While awaiting the outcome of these trials, we continue to recommend that hypertonic saline can be considered with most adults and older children with CF. If hypertonic saline therapy is being commenced with a patient, the first dose should be supervised, with spirometry and pulse oximetry before and after the dose to ensure that no clinically important airway narrowing occurs (i.e. a greater than 15% fall in FEV1 or marked desaturation after a dose). All doses, including the initial test dose, should be preceded by a bronchodilator. Tolerability often improves over the first 10 doses, so patients who find the first doses difficult to tolerate should be encouraged to persevere, provided they are not showing signs of marked airway narrowing. Patients who do not pass their initial tolerability test can be re-tested at a later time; often the second test dose is tolerated much more readily.
Hypertonic saline is also being investigated as a treatment for non-CF bronchiectasis and chronic obstructive pulmonary disease (COPD). Although hydration of the airway surface may be less important than in CF, the other mechanisms of action of hypertonic saline all have the potential to work in bronchiectasis.

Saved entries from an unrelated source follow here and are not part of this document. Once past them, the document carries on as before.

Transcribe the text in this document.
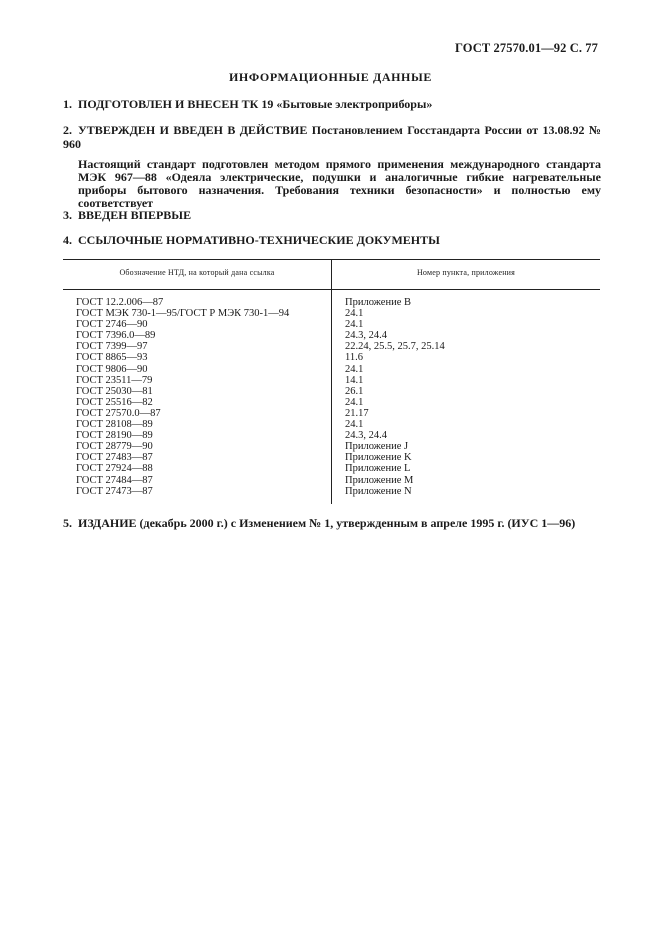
ГОСТ 27570.01—92 С. 77
ИНФОРМАЦИОННЫЕ ДАННЫЕ
1. ПОДГОТОВЛЕН И ВНЕСЕН ТК 19 «Бытовые электроприборы»
2. УТВЕРЖДЕН И ВВЕДЕН В ДЕЙСТВИЕ Постановлением Госстандарта России от 13.08.92 № 960
Настоящий стандарт подготовлен методом прямого применения международного стандарта МЭК 967—88 «Одеяла электрические, подушки и аналогичные гибкие нагревательные приборы бытового назначения. Требования техники безопасности» и полностью ему соответствует
3. ВВЕДЕН ВПЕРВЫЕ
4. ССЫЛОЧНЫЕ НОРМАТИВНО-ТЕХНИЧЕСКИЕ ДОКУМЕНТЫ
Обозначение НТД, на который дана ссылка	Номер пункта, приложения
ГОСТ 12.2.006—87
ГОСТ МЭК 730-1—95/ГОСТ Р МЭК 730-1—94
ГОСТ 2746—90
ГОСТ 7396.0—89
ГОСТ 7399—97
ГОСТ 8865—93
ГОСТ 9806—90
ГОСТ 23511—79
ГОСТ 25030—81
ГОСТ 25516—82
ГОСТ 27570.0—87
ГОСТ 28108—89
ГОСТ 28190—89
ГОСТ 28779—90
ГОСТ 27483—87
ГОСТ 27924—88
ГОСТ 27484—87
ГОСТ 27473—87
Приложение В
24.1
24.1
24.3, 24.4
22.24, 25.5, 25.7, 25.14
11.6
24.1
14.1
26.1
24.1
21.17
24.1
24.3, 24.4
Приложение J
Приложение K
Приложение L
Приложение M
Приложение N
5. ИЗДАНИЕ (декабрь 2000 г.) с Изменением № 1, утвержденным в апреле 1995 г. (ИУС 1—96)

The rationale behind the use in COPD is less clear, although clearance of retained secretions is accepted as a valid treatment target where they occur. Some studies have shown substantial overlap in pathology between COPD and bronchiectasis.28,29 As hypertonic saline can cause airway narrowing, this should be very carefully monitored in trials of hypertonic saline in obstructive lung diseases such as COPD. Future trials will also assess the effect of hypertonic saline in combination with other classes of medications such as antibiotics or anti-inflammatory agents.